I am obsessed. It doesn’t have to be a plant. Anything that has life and demonstrates some ability to adapt to conditions, or reveal hidden permanent traits enthralls me completely.
Watching my children grow has been the ultimate adventure of my life as an obsessed voyeur of growth. I get giddy and airheaded just at the thought of being able to do it all over again with Kira, a child not of my own blood, but sewn into my heart’s fabric by the absolute sovereignty of God. What a marvelous adventure watching her grow up will be for me. I will wonder if she responds from her nature or from my nurture. I may never know, but it will just be entertaining to me to wonder.
Naturally with this bent to appreciate life in all it’s forms, animals are also high on my list, most of them from afar. However, puppies are irresistible, and a good dog is irreplacable. Lucy especially teaches me so much about behavior modification, the value of positive reinforcement, and the undeserved gift of unconditional love. My life would be incomplete without a dog, and if you are a dog lover, you are nodding your head.
When no one is around to entertain me with the life that is in them, the garden does wonders for my need to watch things grow. Seeing the changes my garden makes from one year to the next are so educational. Seeing what the plants in my design will do in response to my personalized care, or in some cases neglect, is equally important to understand. When it comes to plants though, nothing has taught me more than having lived in so many growing zones during our married life. We’ve lived in the bitter cold, the arid desert, the mild mid-atlantic, the moist British Isles, and now the subtropical zone 9 of Texas. Some plants I had in Connecticut that were eight week annuals are trees down here!
So, traveling to a tropical rainforest for the first time and seeing what grows naturally had me on the edge of my seat as I watched the landscape pass by, while the other passengers took their naps. I’d exclaim with glee that I recognized a plant that was brought over on the boot of a soldier from Europe making it special enough to Costa Rica to name a volcano after it. It was the yellow Gorse that golfers in Scotland curse for the thorns. That is my kind of fun. Usually though, I find I am mostly alone with the pleasure of the knowledge about how things grow, where they grow best, and what makes the difference. (I need some gardening compatriots.)
In Costa Rica the plant life was so varied I was mostly stupefied. Thankfully I have been gardening with sub tropical material so I recognize the plants. But I also see what it would be like if these same plants never had a cold spot, but were able thrive to their full potential. (I”m still ornery because I had to replace seven palm trees this spring from our ruinous frost) Lush is the best word for the tropics. A feast of green for the eyes. It’s almost like it produces the desire to be wrapped up in the silky green leaves and put to bed tucked in tight.

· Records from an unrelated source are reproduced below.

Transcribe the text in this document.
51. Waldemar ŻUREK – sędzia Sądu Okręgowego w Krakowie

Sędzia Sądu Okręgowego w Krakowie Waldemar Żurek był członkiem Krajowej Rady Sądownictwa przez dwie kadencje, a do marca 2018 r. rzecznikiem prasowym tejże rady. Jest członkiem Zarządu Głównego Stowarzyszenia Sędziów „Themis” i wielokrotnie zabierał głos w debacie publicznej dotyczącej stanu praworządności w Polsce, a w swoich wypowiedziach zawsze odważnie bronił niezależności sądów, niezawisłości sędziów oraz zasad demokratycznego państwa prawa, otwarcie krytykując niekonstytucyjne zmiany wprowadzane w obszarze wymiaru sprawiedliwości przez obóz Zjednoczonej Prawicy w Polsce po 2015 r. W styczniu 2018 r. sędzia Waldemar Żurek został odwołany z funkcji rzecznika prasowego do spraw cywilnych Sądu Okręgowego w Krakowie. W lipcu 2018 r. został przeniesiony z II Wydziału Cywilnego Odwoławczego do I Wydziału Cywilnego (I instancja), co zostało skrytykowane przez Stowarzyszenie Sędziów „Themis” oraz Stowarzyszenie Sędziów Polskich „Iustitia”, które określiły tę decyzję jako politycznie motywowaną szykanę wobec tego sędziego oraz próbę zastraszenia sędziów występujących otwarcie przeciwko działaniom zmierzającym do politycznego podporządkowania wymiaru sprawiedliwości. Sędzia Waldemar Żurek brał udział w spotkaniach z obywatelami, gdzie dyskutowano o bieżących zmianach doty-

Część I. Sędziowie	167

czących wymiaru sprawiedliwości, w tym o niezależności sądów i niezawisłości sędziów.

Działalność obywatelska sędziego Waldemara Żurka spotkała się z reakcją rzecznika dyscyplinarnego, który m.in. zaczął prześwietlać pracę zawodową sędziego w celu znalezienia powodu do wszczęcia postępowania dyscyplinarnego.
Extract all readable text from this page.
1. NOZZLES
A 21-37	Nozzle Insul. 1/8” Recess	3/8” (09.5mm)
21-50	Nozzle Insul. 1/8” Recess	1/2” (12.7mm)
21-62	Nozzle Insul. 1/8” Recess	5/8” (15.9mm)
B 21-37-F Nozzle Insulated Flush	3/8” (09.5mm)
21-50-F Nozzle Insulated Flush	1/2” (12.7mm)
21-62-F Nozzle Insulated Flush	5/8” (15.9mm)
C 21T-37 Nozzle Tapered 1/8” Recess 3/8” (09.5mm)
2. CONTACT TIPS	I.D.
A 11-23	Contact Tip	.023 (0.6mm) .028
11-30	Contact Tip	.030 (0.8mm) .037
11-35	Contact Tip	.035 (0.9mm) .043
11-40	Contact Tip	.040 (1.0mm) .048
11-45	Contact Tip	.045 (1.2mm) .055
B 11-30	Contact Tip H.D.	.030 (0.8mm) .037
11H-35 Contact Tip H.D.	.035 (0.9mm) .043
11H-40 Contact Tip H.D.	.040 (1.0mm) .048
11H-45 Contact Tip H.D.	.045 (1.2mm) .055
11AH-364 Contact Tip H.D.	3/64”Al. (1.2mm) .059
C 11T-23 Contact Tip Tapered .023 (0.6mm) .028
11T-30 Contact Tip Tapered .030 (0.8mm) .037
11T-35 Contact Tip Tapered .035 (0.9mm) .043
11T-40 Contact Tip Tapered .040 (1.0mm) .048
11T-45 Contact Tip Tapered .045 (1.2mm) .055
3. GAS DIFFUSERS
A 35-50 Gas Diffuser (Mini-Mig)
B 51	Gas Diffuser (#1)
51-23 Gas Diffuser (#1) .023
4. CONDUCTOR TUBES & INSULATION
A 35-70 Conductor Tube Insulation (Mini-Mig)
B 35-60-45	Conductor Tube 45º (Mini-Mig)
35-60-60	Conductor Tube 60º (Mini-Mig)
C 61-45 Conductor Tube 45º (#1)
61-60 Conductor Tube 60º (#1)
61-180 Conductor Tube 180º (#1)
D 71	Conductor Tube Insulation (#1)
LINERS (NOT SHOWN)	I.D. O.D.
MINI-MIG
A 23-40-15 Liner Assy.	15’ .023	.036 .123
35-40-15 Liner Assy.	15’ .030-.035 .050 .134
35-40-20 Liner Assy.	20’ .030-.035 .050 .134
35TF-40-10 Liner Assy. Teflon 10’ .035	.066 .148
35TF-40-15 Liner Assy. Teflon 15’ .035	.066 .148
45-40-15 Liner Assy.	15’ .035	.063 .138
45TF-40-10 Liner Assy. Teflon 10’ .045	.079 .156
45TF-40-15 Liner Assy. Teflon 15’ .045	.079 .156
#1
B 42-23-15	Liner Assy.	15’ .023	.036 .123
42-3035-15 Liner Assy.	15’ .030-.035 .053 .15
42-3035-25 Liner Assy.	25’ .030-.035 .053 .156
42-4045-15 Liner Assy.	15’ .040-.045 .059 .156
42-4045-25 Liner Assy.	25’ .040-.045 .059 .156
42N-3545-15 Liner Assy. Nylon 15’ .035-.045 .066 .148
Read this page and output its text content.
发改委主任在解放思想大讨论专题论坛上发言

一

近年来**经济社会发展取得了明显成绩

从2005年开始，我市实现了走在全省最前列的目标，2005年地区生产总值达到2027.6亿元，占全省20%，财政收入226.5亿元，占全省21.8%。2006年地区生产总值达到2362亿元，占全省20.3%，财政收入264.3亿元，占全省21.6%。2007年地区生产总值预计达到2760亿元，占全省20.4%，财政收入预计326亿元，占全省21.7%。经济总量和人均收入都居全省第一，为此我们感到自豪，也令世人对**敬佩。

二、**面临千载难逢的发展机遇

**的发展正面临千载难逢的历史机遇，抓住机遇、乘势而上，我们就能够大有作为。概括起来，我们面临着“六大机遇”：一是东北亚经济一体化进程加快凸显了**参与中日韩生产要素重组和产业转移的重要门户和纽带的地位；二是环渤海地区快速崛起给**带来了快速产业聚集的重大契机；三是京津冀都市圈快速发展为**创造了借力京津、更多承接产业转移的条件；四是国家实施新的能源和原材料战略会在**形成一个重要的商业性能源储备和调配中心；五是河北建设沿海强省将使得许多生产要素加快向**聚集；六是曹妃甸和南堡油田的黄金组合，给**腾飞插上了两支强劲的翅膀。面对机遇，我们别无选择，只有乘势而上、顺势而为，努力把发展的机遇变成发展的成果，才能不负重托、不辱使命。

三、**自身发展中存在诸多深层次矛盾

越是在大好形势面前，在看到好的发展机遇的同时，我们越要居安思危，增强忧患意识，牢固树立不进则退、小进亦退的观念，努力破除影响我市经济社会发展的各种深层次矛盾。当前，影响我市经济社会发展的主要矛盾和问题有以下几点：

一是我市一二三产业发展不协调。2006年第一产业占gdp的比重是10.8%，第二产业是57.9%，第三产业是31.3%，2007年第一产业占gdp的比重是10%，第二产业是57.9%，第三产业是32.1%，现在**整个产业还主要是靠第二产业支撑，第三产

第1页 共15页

The ferns in the Rainforest are trees! The ecosystems on one tree trunk could take me ten years to discover every species. There are orchids growing on the trunks, elephant ears, bromeliads, and philodendron climbing up to the canopy. Moss drips like beards from every branch. Driving, we saw fields of all the tropical plants we buy at the nursery for our interior homes. It has become one of the top exporters for their country. I enjoyed seeing a plant we must tenderly cultivate in our homes thriving out in the open.
Our plant life highlight for the trip was when we took an aerial tram ride in the canopy of the rainforest. It began to rain the minute we arrived for this adventure. Being small they put Craig and I in the front of the car, which meant two things: we’d get the best view, and the wettest. We were up there for an hour. I’ll never forget the sensations of hearing the chorus of cicadas, listening to the thunder and feeling it rumble in our bones, feeling the warm rain soak our faces and feet without being a nuisance, looking down to the forest floor, observing what grows on the bark up high in the canopy, and hearing the birds we could not see. Unforgettable. Tell me, what can be more fascinating than observing how life grows?